Chilean politician and farmer (1912–?)

Víctor Braun Page (22 September 1912–?) is a Chilean agronomist, farmer and former parliamentarian affiliated with the Liberal Party.

He served as a member of the Chamber of Deputies during the XLVI Legislative Period (1949–1953), representing the central districts of Chile.

== Biography ==
Braun Page was born in Valparaíso on 22 September 1912, the son of Mayer Braun Hamburger and Ruby Page. He completed his secondary education at the Liceo of Valparaíso and the Liceo of Viña del Mar. He later pursued agricultural studies at the University of New Zealand, qualifying as an agricultural engineer in 1933.

He devoted his professional life to agriculture and livestock farming. He initially operated the Las Mercedes estate in Melipilla and the María Pinto estate in Mallarauco, properties owned by his father. He later focused on livestock production on his own estates, Baracaldo and Santa Teresa, located in the commune of María Pinto, Melipilla.

He married Olga Rivera, with whom he had five children.

== Political career ==
A member of the Liberal Party, Braun Page served as a party director in 1936.

At the municipal level, he served as councillor (regidor) and acting mayor of the Municipality of Melipilla between 1935 and 1941. He later served as councillor and mayor of the Municipality of María Pinto for two years.
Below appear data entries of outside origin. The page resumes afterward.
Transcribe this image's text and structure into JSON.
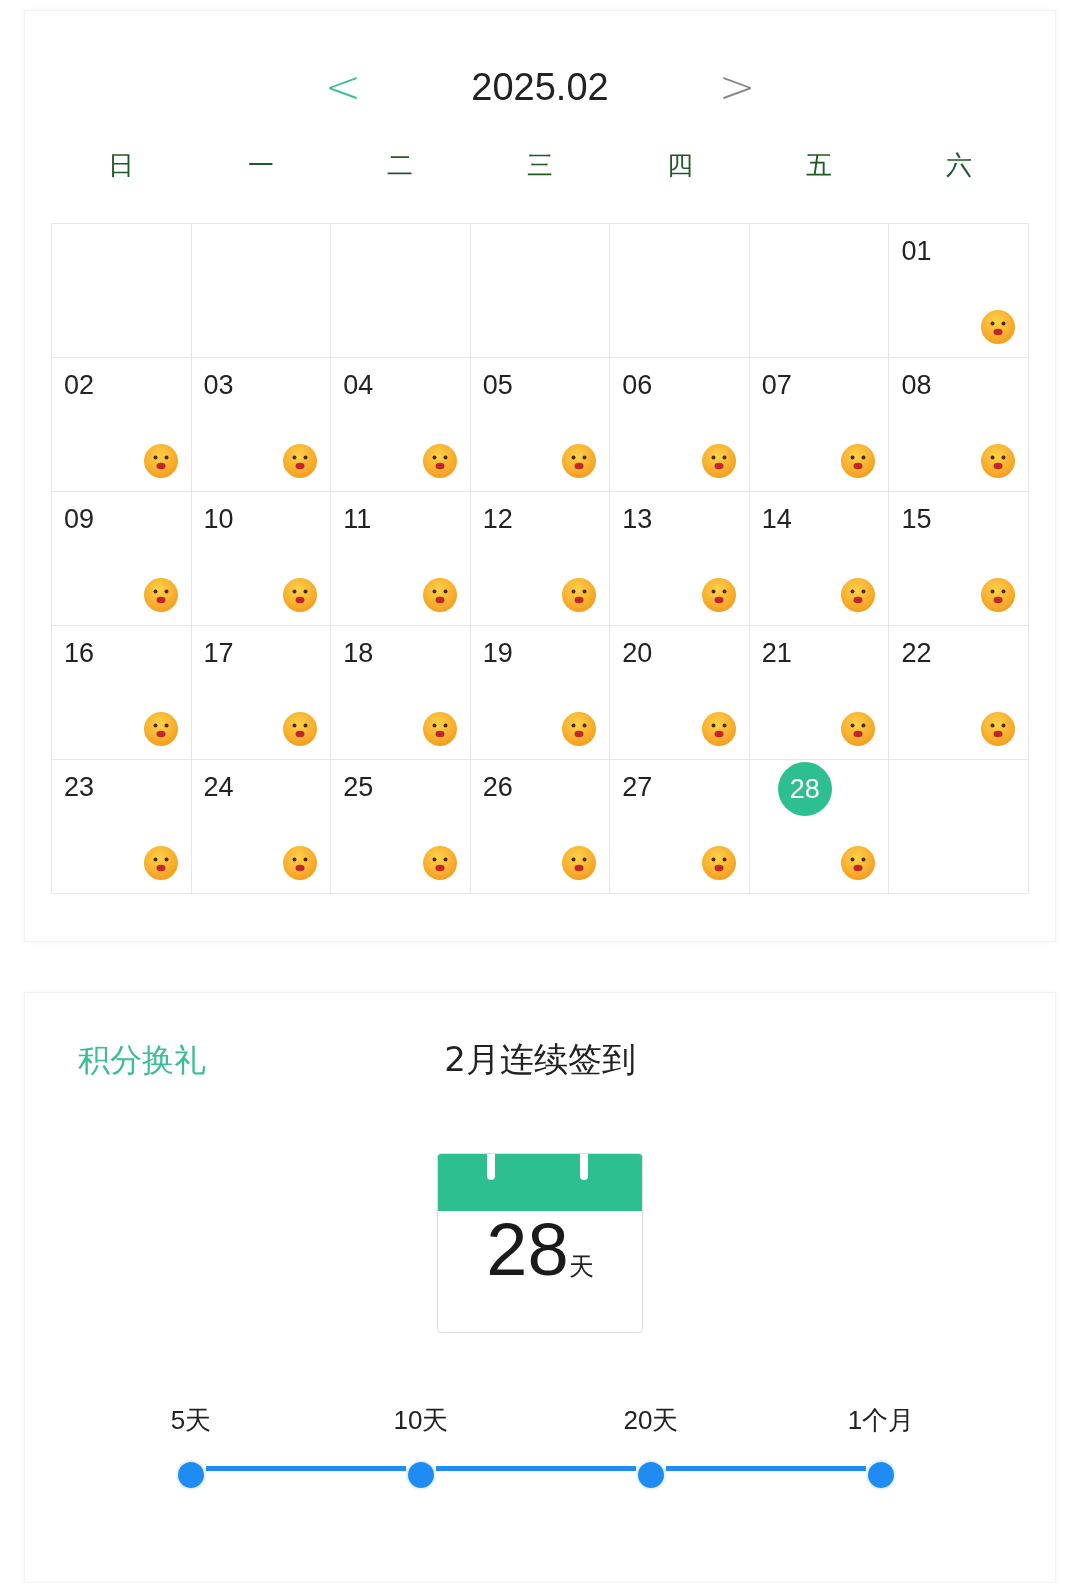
{
  "calendar": {
    "title": "2025.02",
    "prev": "<",
    "next": ">",
    "weekdays": [
      "日",
      "一",
      "二",
      "三",
      "四",
      "五",
      "六"
    ],
    "days": [
      {
        "kind": "empty"
      },
      {
        "kind": "empty"
      },
      {
        "kind": "empty"
      },
      {
        "kind": "empty"
      },
      {
        "kind": "empty"
      },
      {
        "kind": "empty"
      },
      {
        "kind": "day",
        "label": "01",
        "signed": true,
        "selected": false
      },
      {
        "kind": "day",
        "label": "02",
        "signed": true,
        "selected": false
      },
      {
        "kind": "day",
        "label": "03",
        "signed": true,
        "selected": false
      },
      {
        "kind": "day",
        "label": "04",
        "signed": true,
        "selected": false
      },
      {
        "kind": "day",
        "label": "05",
        "signed": true,
        "selected": false
      },
      {
        "kind": "day",
        "label": "06",
        "signed": true,
        "selected": false
      },
      {
        "kind": "day",
        "label": "07",
        "signed": true,
        "selected": false
      },
      {
        "kind": "day",
        "label": "08",
        "signed": true,
        "selected": false
      },
      {
        "kind": "day",
        "label": "09",
        "signed": true,
        "selected": false
      },
      {
        "kind": "day",
        "label": "10",
        "signed": true,
        "selected": false
      },
      {
        "kind": "day",
        "label": "11",
        "signed": true,
        "selected": false
      },
      {
        "kind": "day",
        "label": "12",
        "signed": true,
        "selected": false
      },
      {
        "kind": "day",
        "label": "13",
        "signed": true,
        "selected": false
      },
      {
        "kind": "day",
        "label": "14",
        "signed": true,
        "selected": false
      },
      {
        "kind": "day",
        "label": "15",
        "signed": true,
        "selected": false
      },
      {
        "kind": "day",
        "label": "16",
        "signed": true,
        "selected": false
      },
      {
        "kind": "day",
        "label": "17",
        "signed": true,
        "selected": false
      },
      {
        "kind": "day",
        "label": "18",
        "signed": true,
        "selected": false
      },
      {
        "kind": "day",
        "label": "19",
        "signed": true,
        "selected": false
      },
      {
        "kind": "day",
        "label": "20",
        "signed": true,
        "selected": false
      },
      {
        "kind": "day",
        "label": "21",
        "signed": true,
        "selected": false
      },
      {
        "kind": "day",
        "label": "22",
        "signed": true,
        "selected": false
      },
      {
        "kind": "day",
        "label": "23",
        "signed": true,
        "selected": false
      },
      {
        "kind": "day",
        "label": "24",
        "signed": true,
        "selected": false
      },
      {
        "kind": "day",
        "label": "25",
        "signed": true,
        "selected": false
      },
      {
        "kind": "day",
        "label": "26",
        "signed": true,
        "selected": false
      },
      {
        "kind": "day",
        "label": "27",
        "signed": true,
        "selected": false
      },
      {
        "kind": "day",
        "label": "28",
        "signed": true,
        "selected": true
      },
      {
        "kind": "empty"
      }
    ]
  },
  "streak": {
    "link": "积分换礼",
    "title": "2月连续签到",
    "count": "28",
    "unit": "天",
    "milestones": [
      "5天",
      "10天",
      "20天",
      "1个月"
    ]
  }
}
In the parliamentary elections of 1949, he was elected Deputy for the 8th Departmental Group —Melipilla, San Antonio, San Bernardo and Maipo— serving during the 1949–1953 legislative period. During his tenure, he served as a replacement member of the Standing Committees on Government Interior and on Agriculture and Colonization, and as a full member of the Committee on Roads and Public Works.

== Other activities ==
Braun Page served as a director of the Central Bank of Chile. He received awards from the National Agricultural Society (Sociedad Nacional de Agricultura) for the quality of his sheep livestock. He was a member of various social and sporting clubs, including the Club de la Unión, the Viña del Mar Club, the Valparaíso Sporting Club, and the San Cristóbal Polo and Equestrian Club.